The components and systems that will compose these ships are the territory of low-volume, complex discrete manufacturing. They require the utmost rigor. Bringing together multiple governments, companies and systems demands a high level of integration and digitalization. Designs are proposed, modeled and reworked frequently. Even when a component or system has been finalized, there are typically many differences between as-design and as-built. And that’s where iBASEt comes in.
iBASEt has a long track record of success in aerospace including some of the players involved in the Lunar Gateway program. We have been helping them with processes and tools to manage the manufacturing floor to achieve tighter production control, accurate tracking and tracing of materials and to fulfill the many facets of certification. The typical iBASEt customer has a highly model- and engineering-driven product that experiences a great many changes between engineering and production. This is an area where we lead the market.
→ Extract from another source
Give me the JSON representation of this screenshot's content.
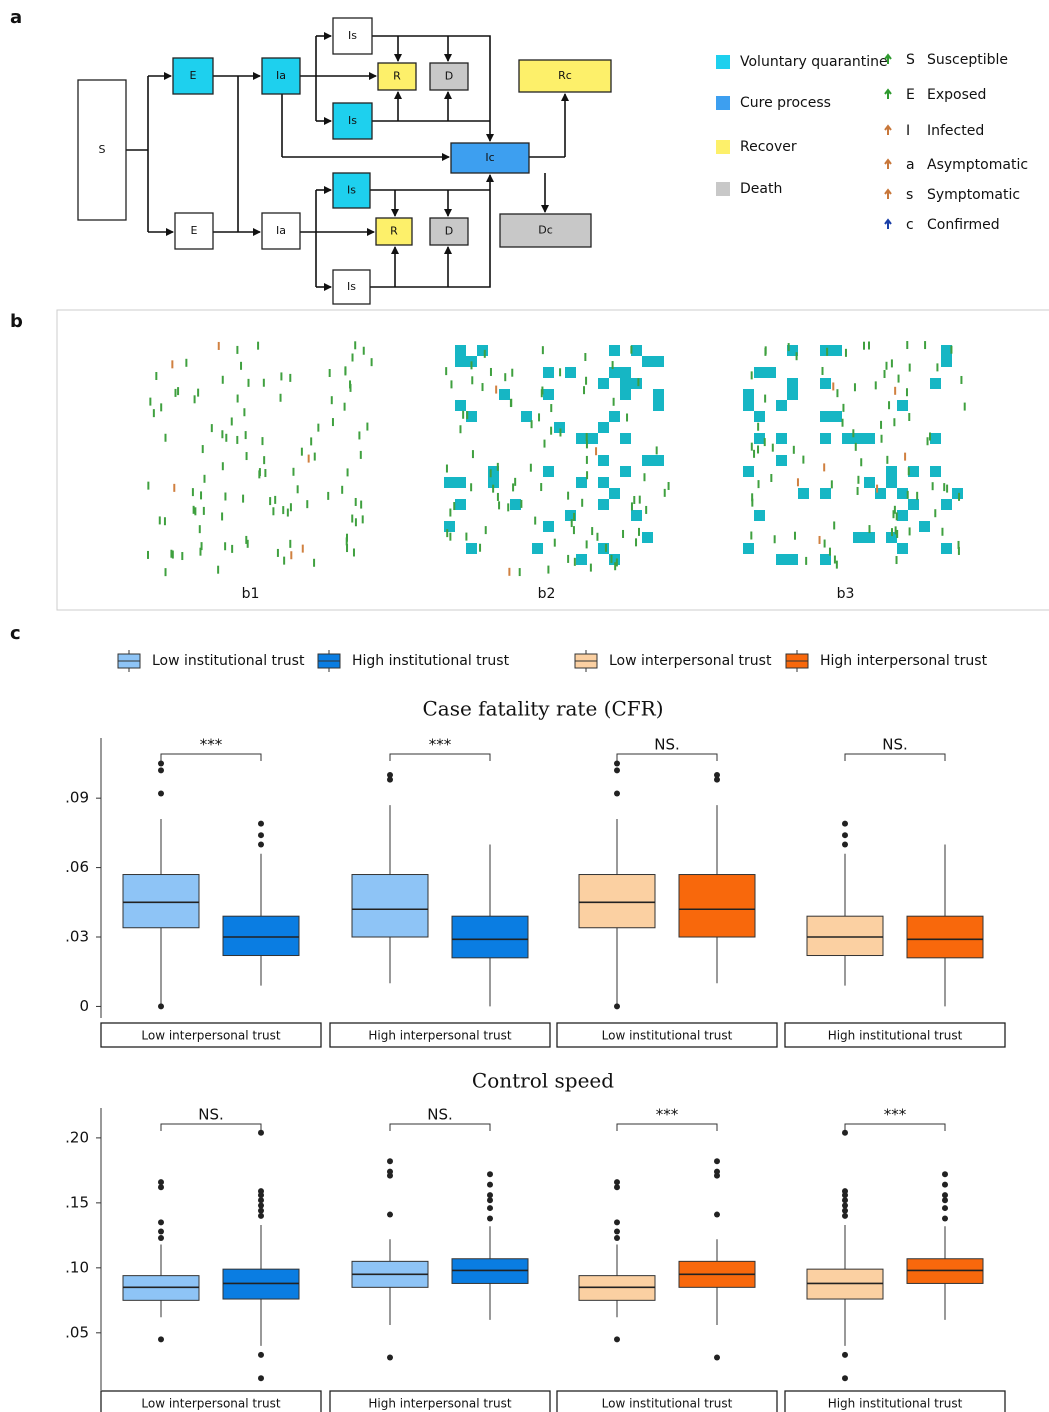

We worked closely with Virgin Orbit to help it meet aggressive deadlines by using the iBASEt Digital Manufacturing Suite to take over the management of its manufacturing floor and support an intensive ramp-up from prototype to production. We were also a NASA partner on the Space Shuttle Program for many years.
The Lunar Gateway and related programs require a fully digitized platform that can provide real-time visibility along the entire supply chain, as well as synchronized production operations across multiple systems and business divisions, and accurate collection and reporting on all as-planned, as-built, and as-maintained data. iBASEt facilitates the journey to end-to-end supply chain digitization for complex discrete manufacturers in aerospace. As well as filling in the gaps that between PLM, ERP and other enterprise systems, it offers a way to digitize systems and processes to help NASA and its partners take another giant step for mankind.